Prof. Dong-Qing Wei
Project Description and Objectives
Years of exploration and study into cellular, molecular and biochemical biology, structural and biophysical contexts have produced a noteworthy compilation of knowledge on the physiochemical properties and function of individual proteins. Nonetheless, a single protein executing a function alone is very rare and is not often witnessed. The systemic interactions of different proteins in different biological processes, ranging from normal to disease phenotypes, play a significant role. The interface interactions of different proteins ensure the systemic coordination of cellular processes and may lead to different disorders or diseased phenotypes. Many in vitro methods for the investigation of PPI are widely used, such as protein-fragment complementation assay, coimmuno-precipitation, TAP tagging, yeast two-hybrid and X-ray crystallography. Fortunately, the use of in silico protein-protein interaction methods have greatly reduced the costs, time and efforts of wet experimentations. These processes such as structure and sequence-based approaches, in silico two hybrid chromosome vicinity, gene fusion, phylogenetic tree construction and profiling, and microarray gene expression-based methodologies were developed.

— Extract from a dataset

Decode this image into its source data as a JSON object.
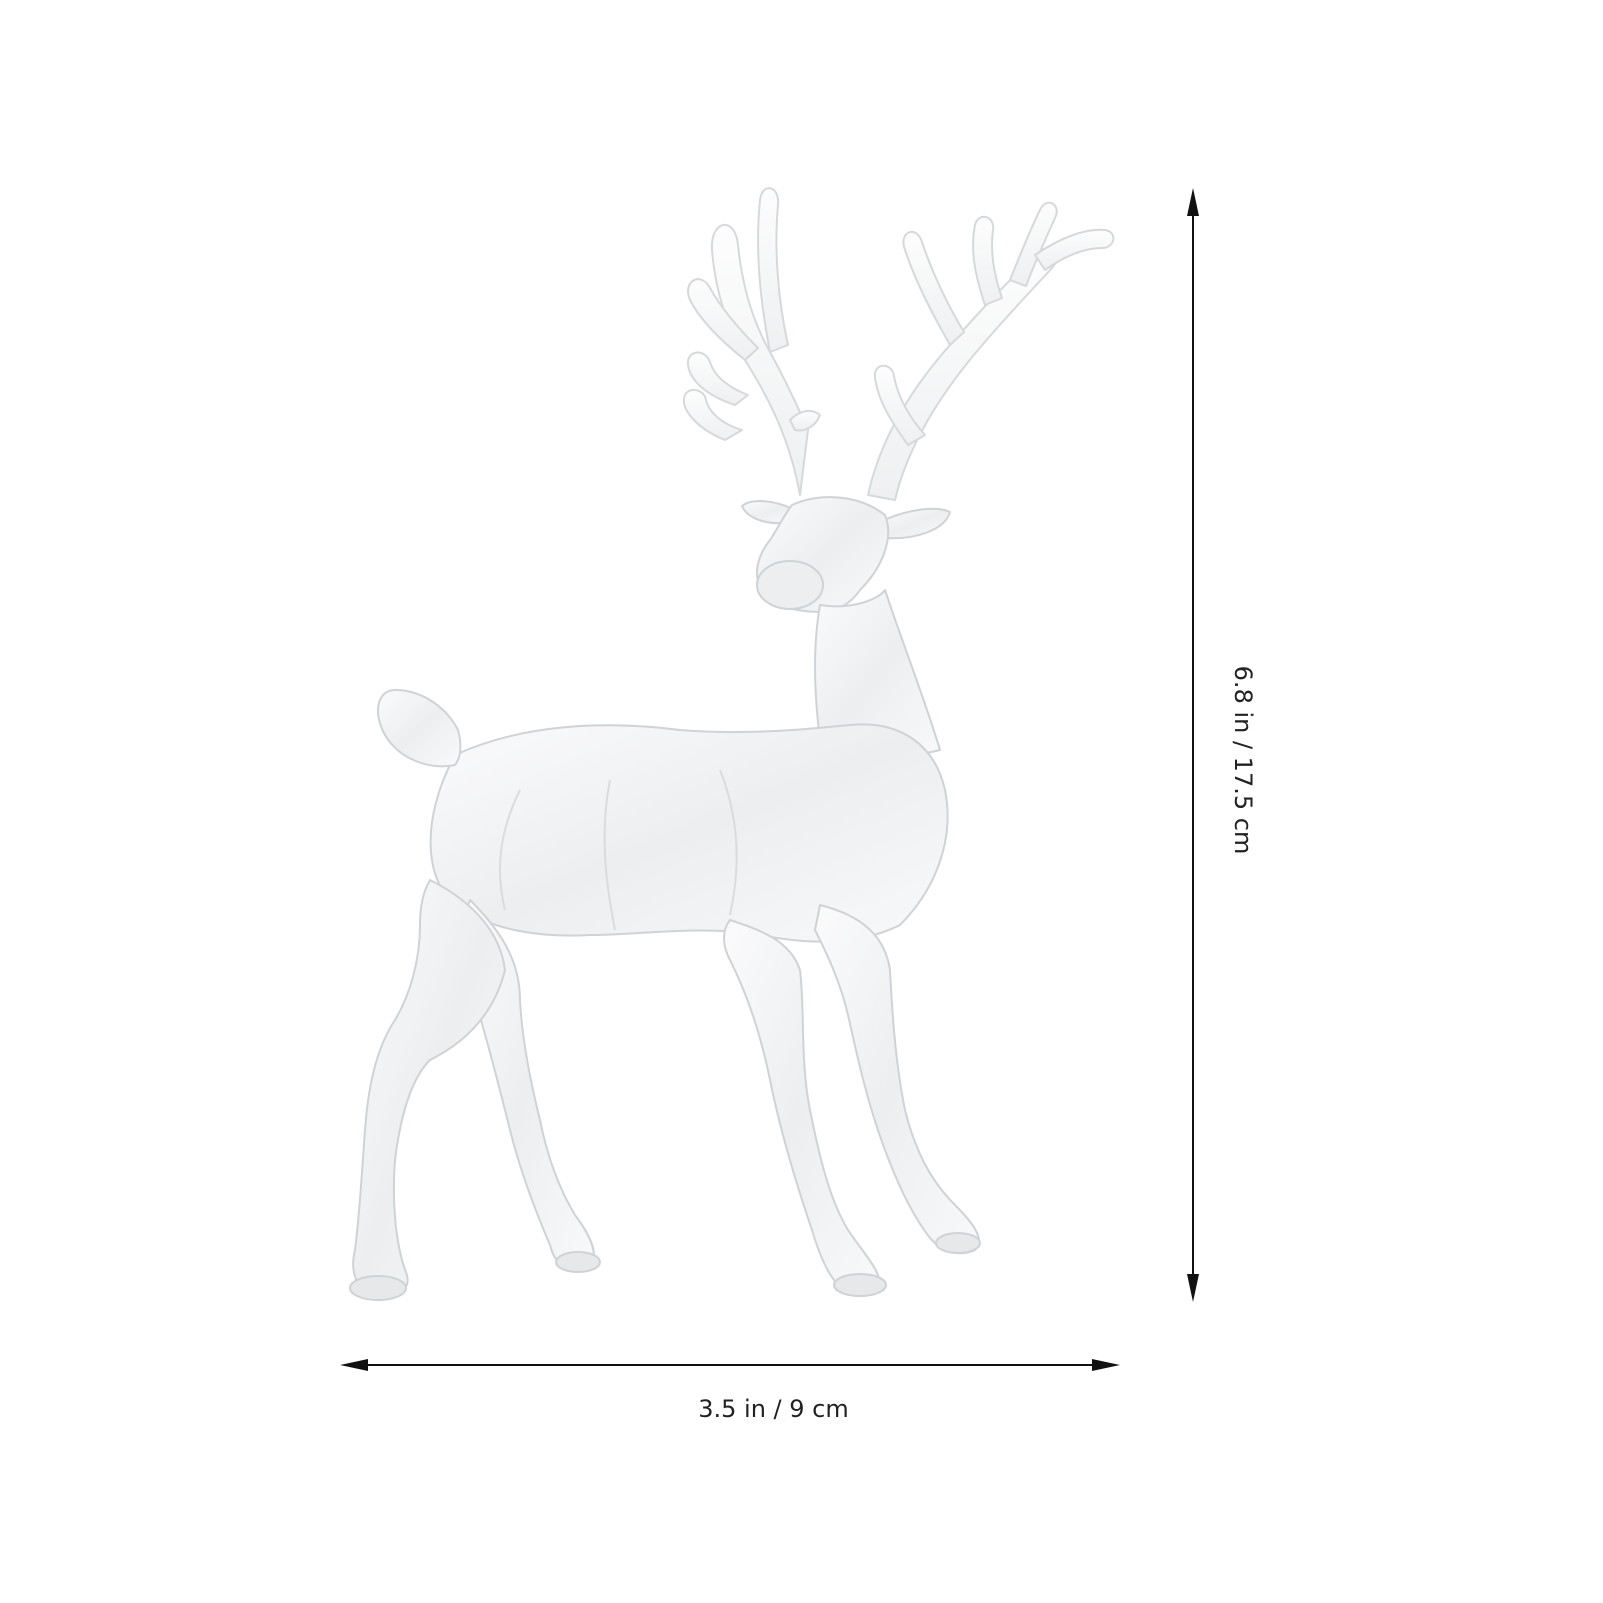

The detailed study of PPIs has accelerated the mapping of functional pathways to illustrate the molecular mechanisms of cellular routes and also to identify new drug targets for the treatment of specific diseases. Therefore, this project will thoroughly investigate the interactome of different phenotypes and extract possible information such as:
Identification of key nodes in the DEGs interactome that could act as possible drug targets acting as hub node.
Meta-analysis of large PPI networks to discover universal biomarkers;
Understanding the Gene regulatory network;
Identification of protein-protein interface and their MD study to understand the interaction mechanism of two protein;
Identify the key transcription factors in the disease phenotype;
Targeting identified drug targets for possible discovery of potential inhibitors.
Knowledge of biochemistry, especially about protein structures.
Chemical and physical knowledge of basic types of protein-protein interactions.
Interest and knowledge in mathematical algorithms, statistical modeling, deep learning and programming would be helpful.
Presentation of the research details.
Submission of a research article to a well reputed journal as co-author, if available.